TCCC training would also facilitate the officers’ ability to return effective fire while attempting to move victims to safety.  The last 15 years of war have provided lessons learned in trauma care that must be applied in the civilian sector as well.  At the start of the recent period of war almost no U.S. forces carried tourniquets and no one had hemostatic dressings.  In 2017, no U.S. military combatant goes onto the battlefield without these essential items.  Police should operate in the same way, given the world we live in today.

Serving as a Capitol police officer in today’s world makes it likely that one will be faced with a situation requiring he or she to respond to an active threat and treat casualties in a virtual civilian war zone.  That is to say, during such an event one can expect multiple casualties, a continuous exchange of fire, and possible blast and/or blade injuries.  The Alexandria baseball field shooting is a perfect case in point.  Sadly, we can probably expect to witness more of these types of events in the future.

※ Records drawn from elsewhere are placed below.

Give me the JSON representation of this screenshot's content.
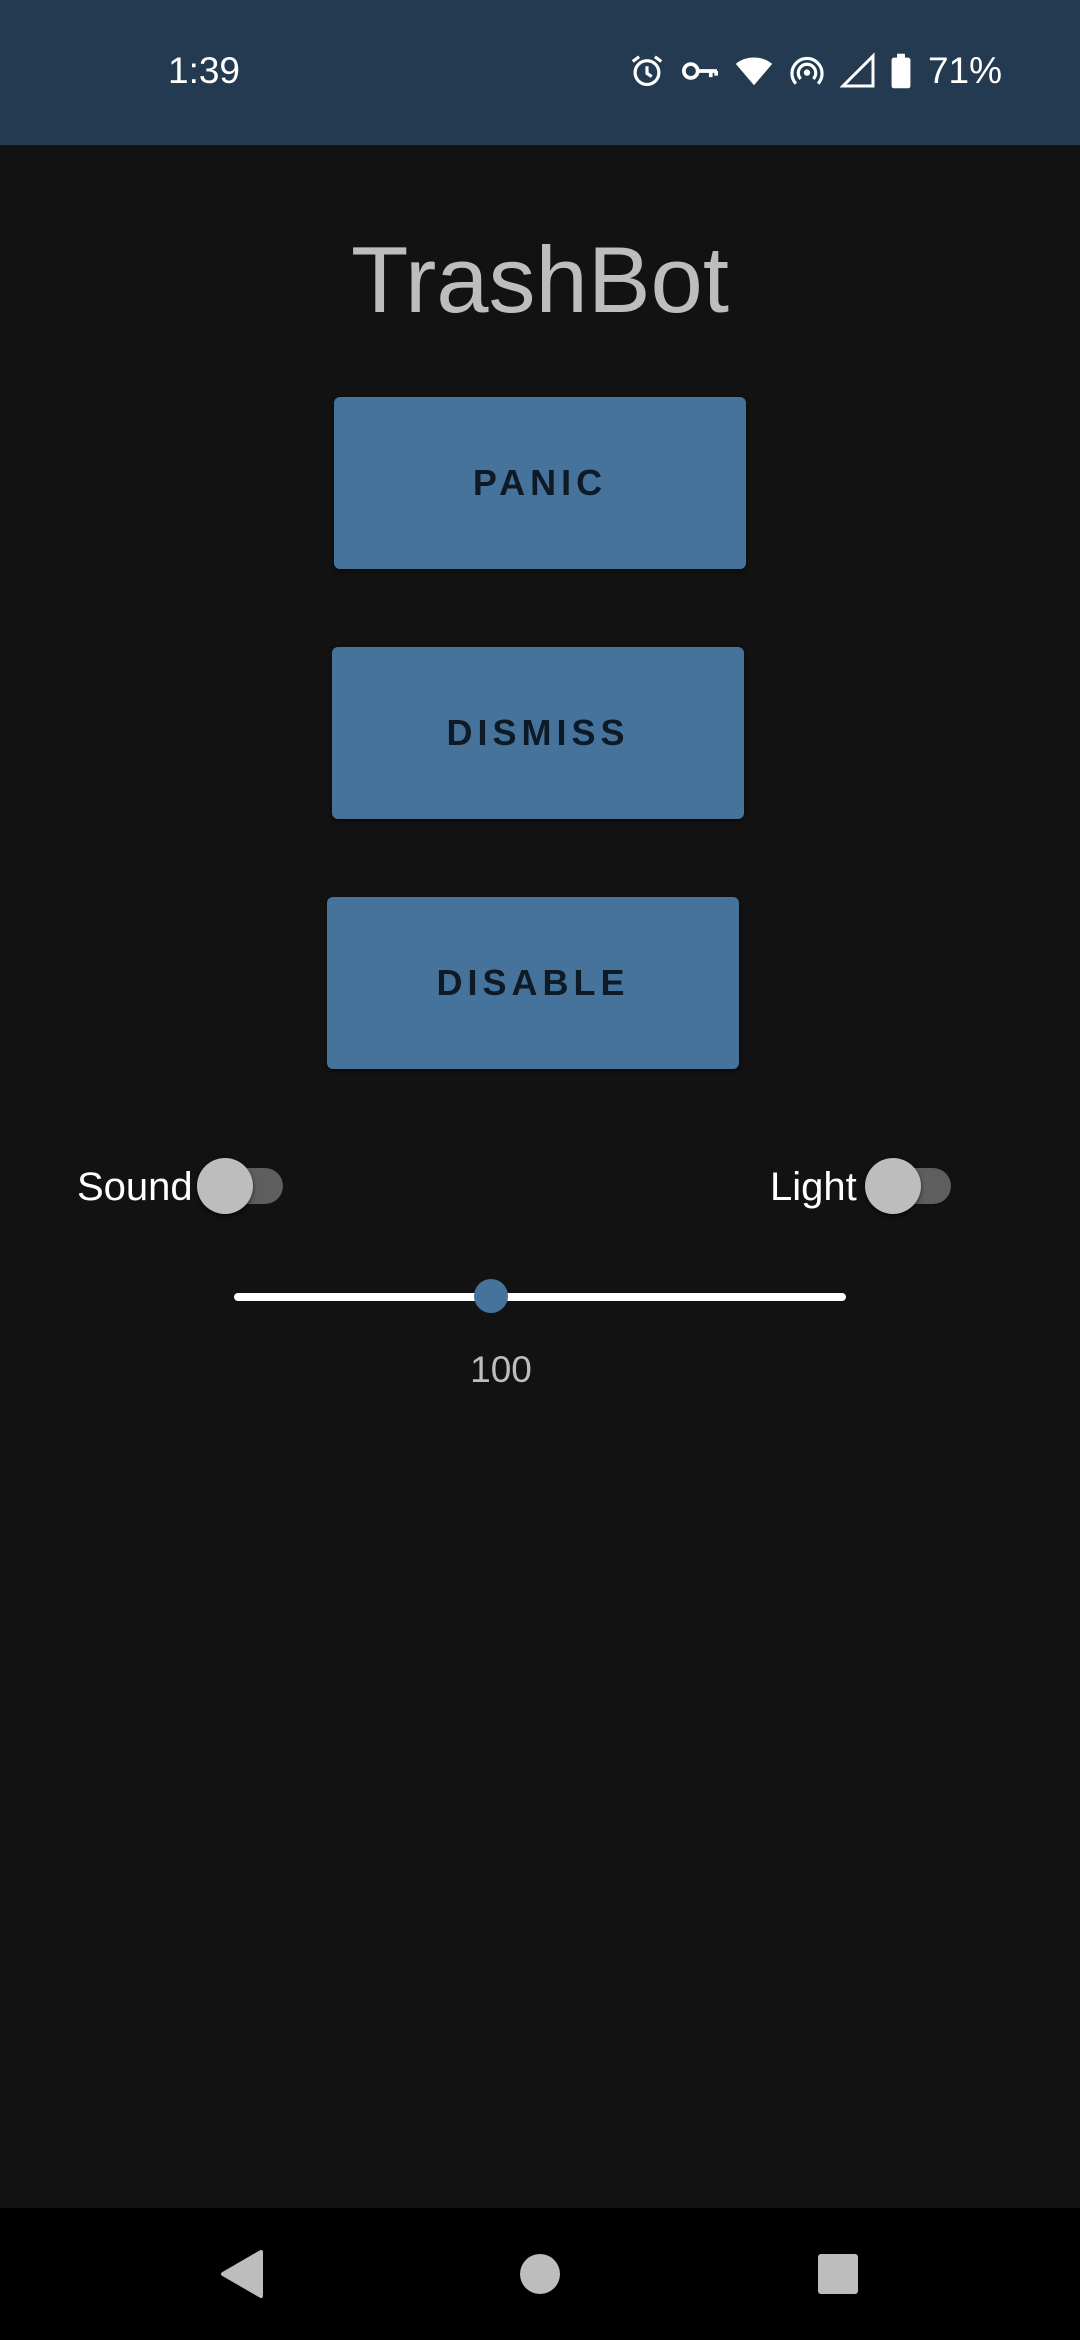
{
  "status_bar": {
    "time": "1:39",
    "battery": "71%",
    "icons": [
      "alarm-icon",
      "vpn-key-icon",
      "wifi-icon",
      "hotspot-icon",
      "signal-icon",
      "battery-icon"
    ]
  },
  "app": {
    "title": "TrashBot"
  },
  "buttons": {
    "panic": "PANIC",
    "dismiss": "DISMISS",
    "disable": "DISABLE"
  },
  "toggles": {
    "sound": {
      "label": "Sound",
      "on": false
    },
    "light": {
      "label": "Light",
      "on": false
    }
  },
  "slider": {
    "value_label": "100",
    "position_fraction": 0.42
  },
  "nav": {
    "icons": [
      "back-icon",
      "home-icon",
      "recents-icon"
    ]
  },
  "colors": {
    "status_bar": "#243a51",
    "background": "#121212",
    "accent": "#45739c"
  }
}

Again, just as this author does not know if the Capitol police on scene had received TCCC training, nor does he know if they were carrying Individual First Aid Kits (IFAKs), as many civilian police officers currently do throughout the United States.  If they do not, then they should, and those kits should include tourniquets, hemostatic dressings, chest seals, and other essential trauma equipment.  This will undoubtedly save lives.

Furthermore, the details of these repeated mass shooting events should be widely disseminated, and not hidden under the veil of an official investigation.  Such details can provide first responder and law enforcement professionals the opportunity to better refine the methods they will use to respond to them.  The details cannot be lost to secrecy or privacy as their examination is the only way that we can more effectively improve our response, and attempt to minimize the damage done in these terrible events.